Trust propagation and recommendation require cooperation among neighboring nodes. In resource-constrained and intermittent environments, this propagation becomes challenging and it will be difficult to convince neighbors for recommendation. Therefore, in order to stimulate the active participation of the neighbors for recommendation, incentives could be introduced as in the traditional networks; however, the communication paradigm of NDN advocate for new mechanisms to manage incentives and the audit of the incentives. More research is needed in this direction. To sum up, FNDN is a promising communication paradigm to realize ITS applications and services; however, security and privacy issues must be extensively investigated and addressed before its commercialization.

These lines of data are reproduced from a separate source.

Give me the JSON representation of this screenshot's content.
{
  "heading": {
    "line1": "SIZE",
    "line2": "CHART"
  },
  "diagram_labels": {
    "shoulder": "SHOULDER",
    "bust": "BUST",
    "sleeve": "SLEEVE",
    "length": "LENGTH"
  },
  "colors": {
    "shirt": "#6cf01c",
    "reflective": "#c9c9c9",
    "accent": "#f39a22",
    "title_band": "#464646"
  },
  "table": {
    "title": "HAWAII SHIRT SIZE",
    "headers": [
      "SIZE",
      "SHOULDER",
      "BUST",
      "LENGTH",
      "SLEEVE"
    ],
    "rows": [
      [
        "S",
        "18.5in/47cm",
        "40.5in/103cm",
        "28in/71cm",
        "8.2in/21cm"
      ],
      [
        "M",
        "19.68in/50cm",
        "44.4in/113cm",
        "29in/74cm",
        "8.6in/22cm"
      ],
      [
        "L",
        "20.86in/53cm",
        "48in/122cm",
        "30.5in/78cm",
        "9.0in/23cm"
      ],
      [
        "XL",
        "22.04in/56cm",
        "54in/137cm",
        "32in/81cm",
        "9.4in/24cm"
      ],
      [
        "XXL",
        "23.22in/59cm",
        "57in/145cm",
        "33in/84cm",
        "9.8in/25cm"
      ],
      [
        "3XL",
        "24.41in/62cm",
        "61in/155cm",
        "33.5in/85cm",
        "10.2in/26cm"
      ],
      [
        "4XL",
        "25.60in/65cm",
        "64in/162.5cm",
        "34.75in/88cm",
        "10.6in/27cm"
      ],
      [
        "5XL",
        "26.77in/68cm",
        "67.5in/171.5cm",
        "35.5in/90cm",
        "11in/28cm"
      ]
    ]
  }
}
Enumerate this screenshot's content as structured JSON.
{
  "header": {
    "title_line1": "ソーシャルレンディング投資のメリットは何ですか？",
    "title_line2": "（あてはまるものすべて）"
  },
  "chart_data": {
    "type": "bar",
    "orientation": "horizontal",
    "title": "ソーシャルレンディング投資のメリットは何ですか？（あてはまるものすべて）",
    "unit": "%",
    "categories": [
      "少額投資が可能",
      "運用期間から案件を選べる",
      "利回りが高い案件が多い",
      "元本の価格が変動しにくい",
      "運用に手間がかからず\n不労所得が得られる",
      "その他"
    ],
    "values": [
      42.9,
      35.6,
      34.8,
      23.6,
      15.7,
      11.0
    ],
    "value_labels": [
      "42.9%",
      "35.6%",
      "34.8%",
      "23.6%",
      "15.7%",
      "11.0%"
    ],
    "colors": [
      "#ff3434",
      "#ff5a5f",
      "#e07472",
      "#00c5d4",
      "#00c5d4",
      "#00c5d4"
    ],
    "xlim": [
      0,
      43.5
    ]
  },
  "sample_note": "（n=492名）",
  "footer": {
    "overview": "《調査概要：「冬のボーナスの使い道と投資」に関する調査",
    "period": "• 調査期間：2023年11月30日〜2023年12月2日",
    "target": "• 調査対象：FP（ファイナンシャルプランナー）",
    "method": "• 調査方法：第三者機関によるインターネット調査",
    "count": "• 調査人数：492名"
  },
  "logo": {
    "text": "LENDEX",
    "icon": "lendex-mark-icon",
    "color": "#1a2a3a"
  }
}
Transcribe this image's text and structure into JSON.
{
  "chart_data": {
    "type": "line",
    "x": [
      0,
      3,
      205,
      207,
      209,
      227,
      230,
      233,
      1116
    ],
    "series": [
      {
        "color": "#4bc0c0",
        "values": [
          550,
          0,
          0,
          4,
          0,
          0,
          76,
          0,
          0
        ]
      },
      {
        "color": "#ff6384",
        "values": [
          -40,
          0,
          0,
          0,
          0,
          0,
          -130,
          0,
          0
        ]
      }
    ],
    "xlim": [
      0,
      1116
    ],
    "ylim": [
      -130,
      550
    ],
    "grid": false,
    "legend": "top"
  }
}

7. Conclusions and Future works

Despite the success of Vanilla NDN, security and privacy issues still need to be addressed. The intrinsic principle of security in NDN and its breeds such as VNDN have caused other issues such as the overhead incurred by hierarchical data authenticity. In principle, hierarchical data authenticity eliminates all types of man-in-the-middle attacks but at the expense of huge computational, storage, and delay overhead, mostly undesired in highly mobile and energy-restricted networks such as FANET. To fill the voids, we proposed a novel Trust-Aware Monitor-based Communication Architecture for Flying Named Data Networking. Our proposed scheme leverages a trust-aware Network Monitoring technique to avoid the broadcast storm problem during the interests dissemination. Our proposal uses the inter-UAV trust to choose whether to check the data authenticity for a particular node or not without affecting the desired security levels. Simulation results proved the efficiency of our solution at sustaining Vanilla NDN security levels together with a clear overhead and energy minimization. The paper also discussed main open challenges in FNDN security.

As future work we plan to investigate mainly the data privacy and caching policies. In addition, we also plan to investigate the trustworthiness of the data provided by the heterogeneous vehicular networks involving different kinds of technologies and features.